What is the role of statistics in theoretical ecology? Being a theoretical ecologist, at least in principle, I don’t need to use any statistics for my publications. Our aim is to show general ecological principles or develop predictive tools using simple mathematical models. We do this either through analytical calculations where we derive relationships between two ecological quantities, or when we can not derive analytical results, we do numerical simulations to find those relationships. For the former case, statistics is not needed at all. For the latter, since we can do as many simulations as we like, we can obtain relationships where the error bars could be smaller than the thickness of the dots or lines on the plot. In other words, we can live without statistics (but see last paragraph).

Here is my unusual story of referee’s comment on stats during a manuscript review.  As a physics graduate student, I submitted a paper to an ecology journal developing a quantitative method to ‘assess’ ecosystem dynamics, commenting on how it may offer an useful tool for ecologists. In this largely theoretical paper, we showed our claim by analytical calculations and numerical simulations but we had not done any statistics (and I could not have done anything either). Referees in general liked the idea, and here is a comment by one of the referees that you may find interesting: “Authors are physicists, not ecologists; it would be unfair to ask them to do detailed statistical analyses, and that will make paper too long” [1, 2]. I dont know what I thought of that at the comment at that time, but now I find it amusing at first sight but also very reasonable. I will leave it to you for your own interpretation.
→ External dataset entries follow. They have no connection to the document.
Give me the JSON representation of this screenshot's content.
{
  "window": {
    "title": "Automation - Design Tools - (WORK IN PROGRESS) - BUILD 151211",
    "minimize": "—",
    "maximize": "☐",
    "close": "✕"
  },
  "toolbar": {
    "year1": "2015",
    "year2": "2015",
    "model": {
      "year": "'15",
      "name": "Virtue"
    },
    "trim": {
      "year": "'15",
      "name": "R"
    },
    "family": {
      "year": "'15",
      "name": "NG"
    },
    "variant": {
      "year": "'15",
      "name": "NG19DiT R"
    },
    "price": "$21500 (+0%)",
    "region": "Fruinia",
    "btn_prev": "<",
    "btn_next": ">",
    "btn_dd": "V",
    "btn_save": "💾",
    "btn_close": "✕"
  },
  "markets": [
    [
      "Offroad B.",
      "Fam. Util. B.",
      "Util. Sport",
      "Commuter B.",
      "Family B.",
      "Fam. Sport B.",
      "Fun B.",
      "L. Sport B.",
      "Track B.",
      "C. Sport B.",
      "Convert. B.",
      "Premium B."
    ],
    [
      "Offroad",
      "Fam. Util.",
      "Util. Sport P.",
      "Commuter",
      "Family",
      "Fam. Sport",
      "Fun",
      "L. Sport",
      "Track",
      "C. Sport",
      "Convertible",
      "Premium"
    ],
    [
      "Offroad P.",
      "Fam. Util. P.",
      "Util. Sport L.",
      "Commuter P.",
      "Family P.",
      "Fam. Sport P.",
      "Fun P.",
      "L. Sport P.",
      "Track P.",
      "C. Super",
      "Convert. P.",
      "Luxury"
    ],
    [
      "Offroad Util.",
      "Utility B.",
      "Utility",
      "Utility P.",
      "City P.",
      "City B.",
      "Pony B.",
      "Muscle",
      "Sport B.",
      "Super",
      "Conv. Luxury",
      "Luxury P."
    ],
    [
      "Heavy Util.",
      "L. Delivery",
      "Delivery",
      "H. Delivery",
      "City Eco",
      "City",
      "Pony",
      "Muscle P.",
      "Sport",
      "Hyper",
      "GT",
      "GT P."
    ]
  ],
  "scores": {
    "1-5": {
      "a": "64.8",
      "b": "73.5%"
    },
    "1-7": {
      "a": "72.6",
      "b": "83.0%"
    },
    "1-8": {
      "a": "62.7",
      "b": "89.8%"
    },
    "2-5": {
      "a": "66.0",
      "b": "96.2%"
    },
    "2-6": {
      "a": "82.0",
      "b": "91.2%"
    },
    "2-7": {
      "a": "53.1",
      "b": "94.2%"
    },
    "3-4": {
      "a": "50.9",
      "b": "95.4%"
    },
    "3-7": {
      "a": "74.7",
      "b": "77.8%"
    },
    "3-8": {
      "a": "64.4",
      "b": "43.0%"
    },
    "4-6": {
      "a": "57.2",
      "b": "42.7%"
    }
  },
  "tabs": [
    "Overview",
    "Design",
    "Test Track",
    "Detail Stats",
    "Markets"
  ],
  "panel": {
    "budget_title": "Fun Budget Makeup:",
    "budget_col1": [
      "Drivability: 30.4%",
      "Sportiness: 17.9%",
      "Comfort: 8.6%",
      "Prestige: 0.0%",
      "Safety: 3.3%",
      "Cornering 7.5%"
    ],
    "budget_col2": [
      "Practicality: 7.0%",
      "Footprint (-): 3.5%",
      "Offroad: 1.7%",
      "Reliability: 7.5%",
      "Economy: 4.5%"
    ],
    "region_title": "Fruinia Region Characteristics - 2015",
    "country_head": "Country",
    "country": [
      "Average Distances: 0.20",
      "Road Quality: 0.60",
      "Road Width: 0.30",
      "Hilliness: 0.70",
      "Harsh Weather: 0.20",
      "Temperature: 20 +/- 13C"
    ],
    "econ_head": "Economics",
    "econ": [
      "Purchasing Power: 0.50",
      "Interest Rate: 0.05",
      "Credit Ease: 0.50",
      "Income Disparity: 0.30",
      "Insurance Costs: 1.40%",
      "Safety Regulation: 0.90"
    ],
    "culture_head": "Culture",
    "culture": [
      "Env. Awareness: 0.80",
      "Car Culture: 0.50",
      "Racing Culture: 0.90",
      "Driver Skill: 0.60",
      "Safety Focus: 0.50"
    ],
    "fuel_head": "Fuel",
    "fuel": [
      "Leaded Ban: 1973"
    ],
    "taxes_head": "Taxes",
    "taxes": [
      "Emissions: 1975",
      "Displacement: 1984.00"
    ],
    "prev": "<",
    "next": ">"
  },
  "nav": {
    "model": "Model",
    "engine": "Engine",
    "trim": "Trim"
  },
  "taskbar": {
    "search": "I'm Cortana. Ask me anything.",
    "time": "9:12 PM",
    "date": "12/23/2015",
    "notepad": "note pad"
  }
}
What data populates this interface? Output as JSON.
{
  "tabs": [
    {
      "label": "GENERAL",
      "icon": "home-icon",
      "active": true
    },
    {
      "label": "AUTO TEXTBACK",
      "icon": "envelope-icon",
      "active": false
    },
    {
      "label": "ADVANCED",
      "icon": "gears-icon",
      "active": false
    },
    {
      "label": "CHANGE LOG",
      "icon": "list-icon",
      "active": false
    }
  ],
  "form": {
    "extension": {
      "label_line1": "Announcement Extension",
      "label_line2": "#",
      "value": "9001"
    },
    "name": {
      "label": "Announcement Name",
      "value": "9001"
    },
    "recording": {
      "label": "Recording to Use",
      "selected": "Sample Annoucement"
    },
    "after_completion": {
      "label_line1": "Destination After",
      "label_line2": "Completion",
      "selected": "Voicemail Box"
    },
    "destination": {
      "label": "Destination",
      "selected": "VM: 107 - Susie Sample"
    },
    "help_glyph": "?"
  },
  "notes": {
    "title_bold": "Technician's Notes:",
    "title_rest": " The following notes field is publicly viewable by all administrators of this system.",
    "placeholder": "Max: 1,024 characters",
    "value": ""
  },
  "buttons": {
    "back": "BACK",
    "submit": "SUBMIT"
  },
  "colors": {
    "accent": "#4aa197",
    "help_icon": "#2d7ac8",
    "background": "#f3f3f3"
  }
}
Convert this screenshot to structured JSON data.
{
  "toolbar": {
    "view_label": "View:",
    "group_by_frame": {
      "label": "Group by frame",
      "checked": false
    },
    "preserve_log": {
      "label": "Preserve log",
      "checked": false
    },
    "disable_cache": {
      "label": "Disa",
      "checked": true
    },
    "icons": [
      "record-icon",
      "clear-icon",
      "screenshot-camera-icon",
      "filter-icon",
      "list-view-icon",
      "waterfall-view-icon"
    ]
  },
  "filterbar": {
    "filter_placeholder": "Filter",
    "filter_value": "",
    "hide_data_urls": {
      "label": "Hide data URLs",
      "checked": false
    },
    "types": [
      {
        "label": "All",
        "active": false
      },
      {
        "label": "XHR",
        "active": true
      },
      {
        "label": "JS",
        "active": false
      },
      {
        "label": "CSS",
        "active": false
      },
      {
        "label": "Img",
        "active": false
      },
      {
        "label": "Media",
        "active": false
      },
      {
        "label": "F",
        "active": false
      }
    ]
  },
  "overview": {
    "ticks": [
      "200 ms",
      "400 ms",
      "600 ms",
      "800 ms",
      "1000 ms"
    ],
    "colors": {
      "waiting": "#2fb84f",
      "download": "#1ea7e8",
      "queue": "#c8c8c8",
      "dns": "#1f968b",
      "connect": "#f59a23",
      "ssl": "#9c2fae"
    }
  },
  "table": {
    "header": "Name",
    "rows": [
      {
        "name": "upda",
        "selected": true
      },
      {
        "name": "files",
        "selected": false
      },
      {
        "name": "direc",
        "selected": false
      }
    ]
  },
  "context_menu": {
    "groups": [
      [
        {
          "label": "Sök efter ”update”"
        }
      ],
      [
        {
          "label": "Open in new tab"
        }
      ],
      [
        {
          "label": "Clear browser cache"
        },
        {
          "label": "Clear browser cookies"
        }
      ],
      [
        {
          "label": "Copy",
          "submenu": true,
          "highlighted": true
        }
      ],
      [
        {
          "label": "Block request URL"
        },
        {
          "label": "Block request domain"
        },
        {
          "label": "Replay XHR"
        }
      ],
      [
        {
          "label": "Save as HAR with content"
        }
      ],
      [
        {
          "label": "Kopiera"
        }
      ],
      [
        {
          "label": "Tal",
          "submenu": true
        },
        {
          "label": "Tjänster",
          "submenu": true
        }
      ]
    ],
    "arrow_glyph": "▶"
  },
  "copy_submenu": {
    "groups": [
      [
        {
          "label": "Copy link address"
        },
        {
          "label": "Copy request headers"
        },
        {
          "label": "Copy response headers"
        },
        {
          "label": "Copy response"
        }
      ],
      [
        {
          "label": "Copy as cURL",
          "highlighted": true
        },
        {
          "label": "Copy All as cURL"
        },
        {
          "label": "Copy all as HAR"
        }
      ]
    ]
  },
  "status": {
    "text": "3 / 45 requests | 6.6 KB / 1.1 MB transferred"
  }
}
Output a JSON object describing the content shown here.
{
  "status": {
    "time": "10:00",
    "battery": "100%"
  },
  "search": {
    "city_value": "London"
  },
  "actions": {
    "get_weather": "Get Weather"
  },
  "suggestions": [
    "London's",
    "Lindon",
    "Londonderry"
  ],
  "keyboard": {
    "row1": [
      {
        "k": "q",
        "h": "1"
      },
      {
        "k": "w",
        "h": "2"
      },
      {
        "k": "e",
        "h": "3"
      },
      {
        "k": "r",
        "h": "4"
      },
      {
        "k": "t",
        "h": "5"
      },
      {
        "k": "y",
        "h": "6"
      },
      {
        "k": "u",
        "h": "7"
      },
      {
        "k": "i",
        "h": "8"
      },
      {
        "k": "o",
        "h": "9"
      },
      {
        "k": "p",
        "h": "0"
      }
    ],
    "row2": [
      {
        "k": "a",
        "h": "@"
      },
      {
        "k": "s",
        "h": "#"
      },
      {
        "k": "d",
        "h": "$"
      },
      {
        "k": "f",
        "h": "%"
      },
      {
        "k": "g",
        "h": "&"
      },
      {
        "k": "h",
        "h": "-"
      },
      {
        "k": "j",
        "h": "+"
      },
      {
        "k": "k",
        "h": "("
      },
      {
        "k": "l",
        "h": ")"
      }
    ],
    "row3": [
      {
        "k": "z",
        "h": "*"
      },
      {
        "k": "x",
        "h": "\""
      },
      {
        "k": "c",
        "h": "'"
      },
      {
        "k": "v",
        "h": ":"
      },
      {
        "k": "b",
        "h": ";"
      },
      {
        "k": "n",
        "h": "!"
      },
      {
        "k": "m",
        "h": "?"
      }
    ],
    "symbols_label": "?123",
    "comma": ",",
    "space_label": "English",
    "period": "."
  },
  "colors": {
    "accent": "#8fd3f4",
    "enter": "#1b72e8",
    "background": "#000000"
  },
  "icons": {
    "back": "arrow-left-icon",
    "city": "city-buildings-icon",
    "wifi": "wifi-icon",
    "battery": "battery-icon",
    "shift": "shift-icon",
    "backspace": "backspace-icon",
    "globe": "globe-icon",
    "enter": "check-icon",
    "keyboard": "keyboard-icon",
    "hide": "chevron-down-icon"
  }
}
Why would a theoretical paper need statistics when I argued above that we can avoid it entirely. Statistics can be very useful, and perhaps essential, to test whether our principles or tools derived from mathematical models work (i.e., provide significant results) even within typical limitations of real ecological data sets.  For example, the ecological data are typically short and not finely resolved. It will have observational errors and we usually lack a full understanding of underlying processes. It was in this context that the referee was talking about statistical analyses in our manuscript. Eventually, after our work and several other related papers suggesting new such tools came out, many papers that exclusively develop and discuss statistical methods for these types of analyses got (and continue to get) published. Clearly, it would have been an overkill to demand statistics for our paper and I am glad referees were with us.

[1] I have made a slight modification to the actual referee comment to shorten an otherwise long sentence.

[2] I am not entirely sure if its okay to quote an anonymous referee’s comments. Any ideas?